MoonGhost|10 months ago

> Now we're up to o4, AGI is still not even in near site (depending on your definition, I know)

It's not only definition. Some googler was sure their model was conscious.

actsasbuffoon|10 months ago

Meanwhile even the highest ranked models can’t do simple logic tasks. GothamChess on YouTube did some tests where he played against a bunch of the best models and every single one of them failed spectacularly.

They’d happily lose a queen to take a pawn. They failed to understand how pieces are even allowed to move, hallucinated the existence of new pieces, repeatedly declared checkmate when it wasn’t, etc.

I tried it last night with Gemini 2.5 Pro and it made it 6 turns before it started making illegal moves, and 8 turns before it got so confused about the state of the board before it refused to play with me any longer.

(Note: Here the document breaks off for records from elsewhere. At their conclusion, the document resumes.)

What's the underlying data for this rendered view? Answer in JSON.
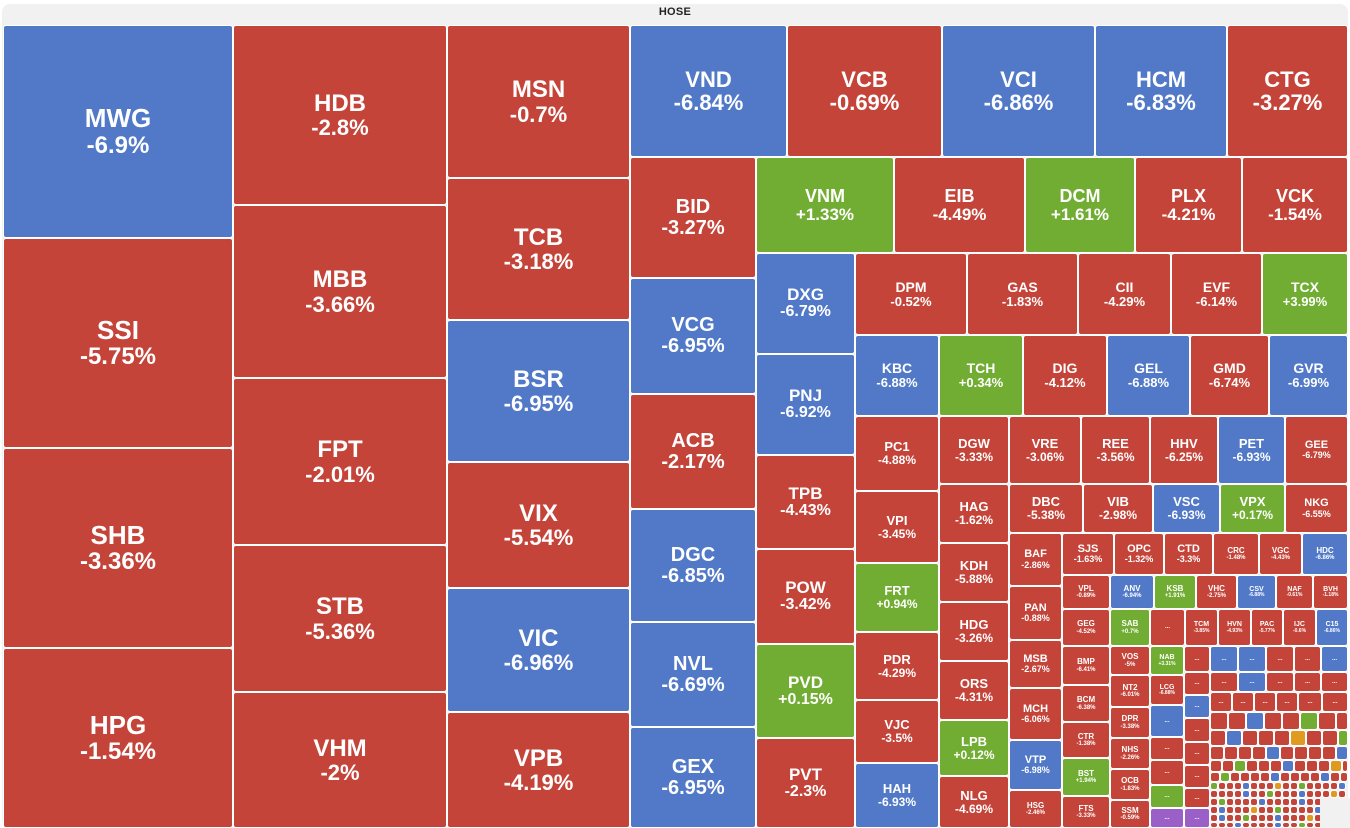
{
  "title": "HOSE",
  "colors": {
    "down": "#c4443a",
    "floor": "#5179c7",
    "up": "#71ad32",
    "ref": "#e09a20",
    "ceiling": "#9b5fc8"
  },
  "chart_data": {
    "type": "treemap",
    "title": "HOSE",
    "metric": "price change %",
    "cells": [
      {
        "ticker": "MWG",
        "change": "-6.9%",
        "status": "floor"
      },
      {
        "ticker": "SSI",
        "change": "-5.75%",
        "status": "down"
      },
      {
        "ticker": "SHB",
        "change": "-3.36%",
        "status": "down"
      },
      {
        "ticker": "HPG",
        "change": "-1.54%",
        "status": "down"
      },
      {
        "ticker": "HDB",
        "change": "-2.8%",
        "status": "down"
      },
      {
        "ticker": "MBB",
        "change": "-3.66%",
        "status": "down"
      },
      {
        "ticker": "FPT",
        "change": "-2.01%",
        "status": "down"
      },
      {
        "ticker": "STB",
        "change": "-5.36%",
        "status": "down"
      },
      {
        "ticker": "VHM",
        "change": "-2%",
        "status": "down"
      },
      {
        "ticker": "MSN",
        "change": "-0.7%",
        "status": "down"
      },
      {
        "ticker": "TCB",
        "change": "-3.18%",
        "status": "down"
      },
      {
        "ticker": "BSR",
        "change": "-6.95%",
        "status": "floor"
      },
      {
        "ticker": "VIX",
        "change": "-5.54%",
        "status": "down"
      },
      {
        "ticker": "VIC",
        "change": "-6.96%",
        "status": "floor"
      },
      {
        "ticker": "VPB",
        "change": "-4.19%",
        "status": "down"
      },
      {
        "ticker": "VND",
        "change": "-6.84%",
        "status": "floor"
      },
      {
        "ticker": "VCB",
        "change": "-0.69%",
        "status": "down"
      },
      {
        "ticker": "VCI",
        "change": "-6.86%",
        "status": "floor"
      },
      {
        "ticker": "HCM",
        "change": "-6.83%",
        "status": "floor"
      },
      {
        "ticker": "CTG",
        "change": "-3.27%",
        "status": "down"
      },
      {
        "ticker": "BID",
        "change": "-3.27%",
        "status": "down"
      },
      {
        "ticker": "VCG",
        "change": "-6.95%",
        "status": "floor"
      },
      {
        "ticker": "ACB",
        "change": "-2.17%",
        "status": "down"
      },
      {
        "ticker": "DGC",
        "change": "-6.85%",
        "status": "floor"
      },
      {
        "ticker": "NVL",
        "change": "-6.69%",
        "status": "floor"
      },
      {
        "ticker": "GEX",
        "change": "-6.95%",
        "status": "floor"
      },
      {
        "ticker": "VNM",
        "change": "+1.33%",
        "status": "up"
      },
      {
        "ticker": "EIB",
        "change": "-4.49%",
        "status": "down"
      },
      {
        "ticker": "DCM",
        "change": "+1.61%",
        "status": "up"
      },
      {
        "ticker": "PLX",
        "change": "-4.21%",
        "status": "down"
      },
      {
        "ticker": "VCK",
        "change": "-1.54%",
        "status": "down"
      },
      {
        "ticker": "DXG",
        "change": "-6.79%",
        "status": "floor"
      },
      {
        "ticker": "PNJ",
        "change": "-6.92%",
        "status": "floor"
      },
      {
        "ticker": "TPB",
        "change": "-4.43%",
        "status": "down"
      },
      {
        "ticker": "POW",
        "change": "-3.42%",
        "status": "down"
      },
      {
        "ticker": "PVD",
        "change": "+0.15%",
        "status": "up"
      },
      {
        "ticker": "PVT",
        "change": "-2.3%",
        "status": "down"
      },
      {
        "ticker": "DPM",
        "change": "-0.52%",
        "status": "down"
      },
      {
        "ticker": "GAS",
        "change": "-1.83%",
        "status": "down"
      },
      {
        "ticker": "CII",
        "change": "-4.29%",
        "status": "down"
      },
      {
        "ticker": "EVF",
        "change": "-6.14%",
        "status": "down"
      },
      {
        "ticker": "TCX",
        "change": "+3.99%",
        "status": "up"
      },
      {
        "ticker": "KBC",
        "change": "-6.88%",
        "status": "floor"
      },
      {
        "ticker": "TCH",
        "change": "+0.34%",
        "status": "up"
      },
      {
        "ticker": "DIG",
        "change": "-4.12%",
        "status": "down"
      },
      {
        "ticker": "GEL",
        "change": "-6.88%",
        "status": "floor"
      },
      {
        "ticker": "GMD",
        "change": "-6.74%",
        "status": "down"
      },
      {
        "ticker": "GVR",
        "change": "-6.99%",
        "status": "floor"
      },
      {
        "ticker": "PC1",
        "change": "-4.88%",
        "status": "down"
      },
      {
        "ticker": "VPI",
        "change": "-3.45%",
        "status": "down"
      },
      {
        "ticker": "FRT",
        "change": "+0.94%",
        "status": "up"
      },
      {
        "ticker": "PDR",
        "change": "-4.29%",
        "status": "down"
      },
      {
        "ticker": "VJC",
        "change": "-3.5%",
        "status": "down"
      },
      {
        "ticker": "HAH",
        "change": "-6.93%",
        "status": "floor"
      },
      {
        "ticker": "DGW",
        "change": "-3.33%",
        "status": "down"
      },
      {
        "ticker": "VRE",
        "change": "-3.06%",
        "status": "down"
      },
      {
        "ticker": "REE",
        "change": "-3.56%",
        "status": "down"
      },
      {
        "ticker": "HHV",
        "change": "-6.25%",
        "status": "down"
      },
      {
        "ticker": "PET",
        "change": "-6.93%",
        "status": "floor"
      },
      {
        "ticker": "GEE",
        "change": "-6.79%",
        "status": "down"
      },
      {
        "ticker": "HAG",
        "change": "-1.62%",
        "status": "down"
      },
      {
        "ticker": "KDH",
        "change": "-5.88%",
        "status": "down"
      },
      {
        "ticker": "HDG",
        "change": "-3.26%",
        "status": "down"
      },
      {
        "ticker": "ORS",
        "change": "-4.31%",
        "status": "down"
      },
      {
        "ticker": "LPB",
        "change": "+0.12%",
        "status": "up"
      },
      {
        "ticker": "NLG",
        "change": "-4.69%",
        "status": "down"
      },
      {
        "ticker": "DBC",
        "change": "-5.38%",
        "status": "down"
      },
      {
        "ticker": "VIB",
        "change": "-2.98%",
        "status": "down"
      },
      {
        "ticker": "VSC",
        "change": "-6.93%",
        "status": "floor"
      },
      {
        "ticker": "VPX",
        "change": "+0.17%",
        "status": "up"
      },
      {
        "ticker": "NKG",
        "change": "-6.55%",
        "status": "down"
      },
      {
        "ticker": "BAF",
        "change": "-2.86%",
        "status": "down"
      },
      {
        "ticker": "PAN",
        "change": "-0.88%",
        "status": "down"
      },
      {
        "ticker": "MSB",
        "change": "-2.67%",
        "status": "down"
      },
      {
        "ticker": "MCH",
        "change": "-6.06%",
        "status": "down"
      },
      {
        "ticker": "VTP",
        "change": "-6.98%",
        "status": "floor"
      },
      {
        "ticker": "HSG",
        "change": "-2.46%",
        "status": "down"
      },
      {
        "ticker": "SJS",
        "change": "-1.63%",
        "status": "down"
      },
      {
        "ticker": "OPC",
        "change": "-1.32%",
        "status": "down"
      },
      {
        "ticker": "CTD",
        "change": "-3.3%",
        "status": "down"
      },
      {
        "ticker": "CRC",
        "change": "-1.48%",
        "status": "down"
      },
      {
        "ticker": "VGC",
        "change": "-4.43%",
        "status": "down"
      },
      {
        "ticker": "HDC",
        "change": "-6.86%",
        "status": "floor"
      },
      {
        "ticker": "VPL",
        "change": "-0.89%",
        "status": "down"
      },
      {
        "ticker": "ANV",
        "change": "-6.94%",
        "status": "floor"
      },
      {
        "ticker": "KSB",
        "change": "+1.91%",
        "status": "up"
      },
      {
        "ticker": "VHC",
        "change": "-2.75%",
        "status": "down"
      },
      {
        "ticker": "CSV",
        "change": "-6.88%",
        "status": "floor"
      },
      {
        "ticker": "NAF",
        "change": "-0.61%",
        "status": "down"
      },
      {
        "ticker": "BVH",
        "change": "-1.18%",
        "status": "down"
      },
      {
        "ticker": "GEG",
        "change": "-4.52%",
        "status": "down"
      },
      {
        "ticker": "SAB",
        "change": "+0.7%",
        "status": "up"
      },
      {
        "ticker": "TCM",
        "change": "-3.85%",
        "status": "down"
      },
      {
        "ticker": "HVN",
        "change": "-4.93%",
        "status": "down"
      },
      {
        "ticker": "PAC",
        "change": "-5.77%",
        "status": "down"
      },
      {
        "ticker": "IJC",
        "change": "-0.6%",
        "status": "down"
      },
      {
        "ticker": "C15",
        "change": "-6.86%",
        "status": "floor"
      },
      {
        "ticker": "BMP",
        "change": "-6.41%",
        "status": "down"
      },
      {
        "ticker": "VOS",
        "change": "-5%",
        "status": "down"
      },
      {
        "ticker": "NAB",
        "change": "+3.31%",
        "status": "up"
      },
      {
        "ticker": "BCM",
        "change": "-6.38%",
        "status": "down"
      },
      {
        "ticker": "NT2",
        "change": "-6.01%",
        "status": "down"
      },
      {
        "ticker": "LCG",
        "change": "-6.88%",
        "status": "down"
      },
      {
        "ticker": "DPR",
        "change": "-3.38%",
        "status": "down"
      },
      {
        "ticker": "CTR",
        "change": "-1.38%",
        "status": "down"
      },
      {
        "ticker": "NHS",
        "change": "-2.26%",
        "status": "down"
      },
      {
        "ticker": "BST",
        "change": "+1.94%",
        "status": "up"
      },
      {
        "ticker": "OCB",
        "change": "-1.83%",
        "status": "down"
      },
      {
        "ticker": "FTS",
        "change": "-3.33%",
        "status": "down"
      },
      {
        "ticker": "SSM",
        "change": "-0.59%",
        "status": "down"
      }
    ]
  },
  "more_label": "..."
}
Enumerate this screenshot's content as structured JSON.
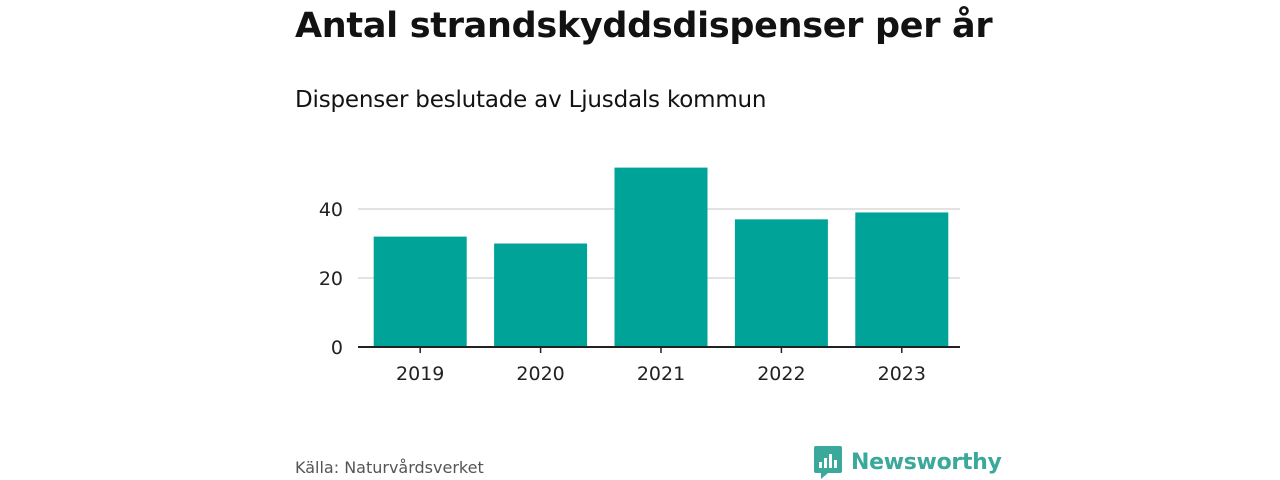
{
  "title": "Antal strandskyddsdispenser per år",
  "subtitle": "Dispenser beslutade av Ljusdals kommun",
  "source": "Källa: Naturvårdsverket",
  "brand": "Newsworthy",
  "colors": {
    "bar": "#00a398",
    "grid": "#d9d9d9",
    "axis": "#222222",
    "brand": "#3aa89a"
  },
  "chart_data": {
    "type": "bar",
    "title": "Antal strandskyddsdispenser per år",
    "subtitle": "Dispenser beslutade av Ljusdals kommun",
    "xlabel": "",
    "ylabel": "",
    "categories": [
      "2019",
      "2020",
      "2021",
      "2022",
      "2023"
    ],
    "values": [
      32,
      30,
      52,
      37,
      39
    ],
    "yticks": [
      0,
      20,
      40
    ],
    "ylim": [
      0,
      52
    ],
    "grid": true,
    "legend": "none"
  }
}
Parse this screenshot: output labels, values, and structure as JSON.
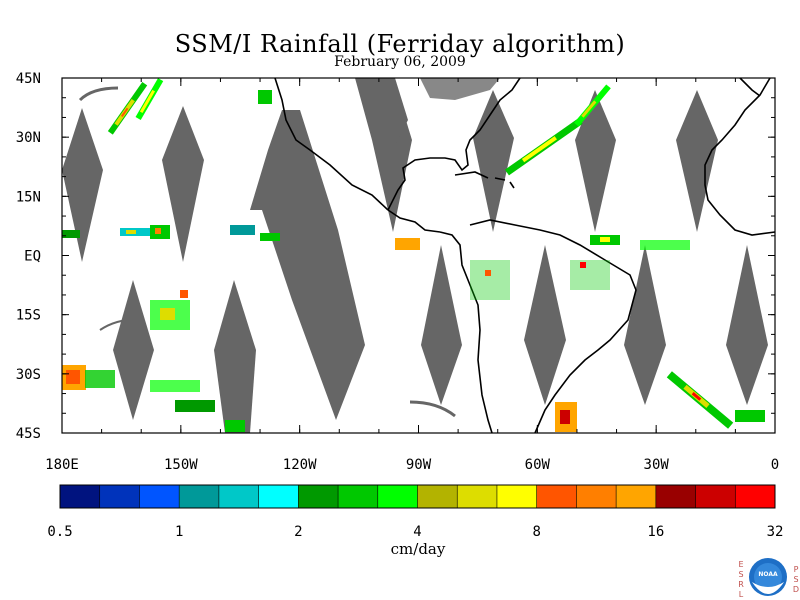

I was in the chess club in 3rd grade. One of the top ranked LLMs in the world is vastly dumber than I was in 3rd grade. But we’re going to pour hundreds of billions into this in the hope that it can end my career? Good luck with that, guys.

JFingleton|10 months ago

I'm not sure why people are expecting a language model to be great at chess. Remember they are trained on text, which is not the best medium for representing things like a chess board. They are also "general models", with limited training on pretty much everything apart from human language.

An Alpha Star type model would wipe the floor at chess.

schindlabua|10 months ago

Chess is not exactly a simple logic task. It requires you to keep track of 32 things in a 2d space.

I remember being extremely surprised when I could ask GPT3 to rotate a 3d model of a car in it's head and ask it about what I would see when sitting inside, or which doors would refuse to open because they're in contact with the ground.

It really depends on how much you want to shift the goalposts on what constitutes "simple".

LinuxAmbulance|10 months ago

> We had serious news outlets write about senior people at OpenAI quitting because o1 was SkyNet

I wonder if any of the people that quit regret doing so.

Seems a lot like Chicken Little behavior - "Oh no, the sky is falling!"

How anyone with technical acumen thinks current AI models are conscious, let alone capable of writing new features and expanding their abilities is beyond me. Might as well be afraid of calculators revolting and taking over the world.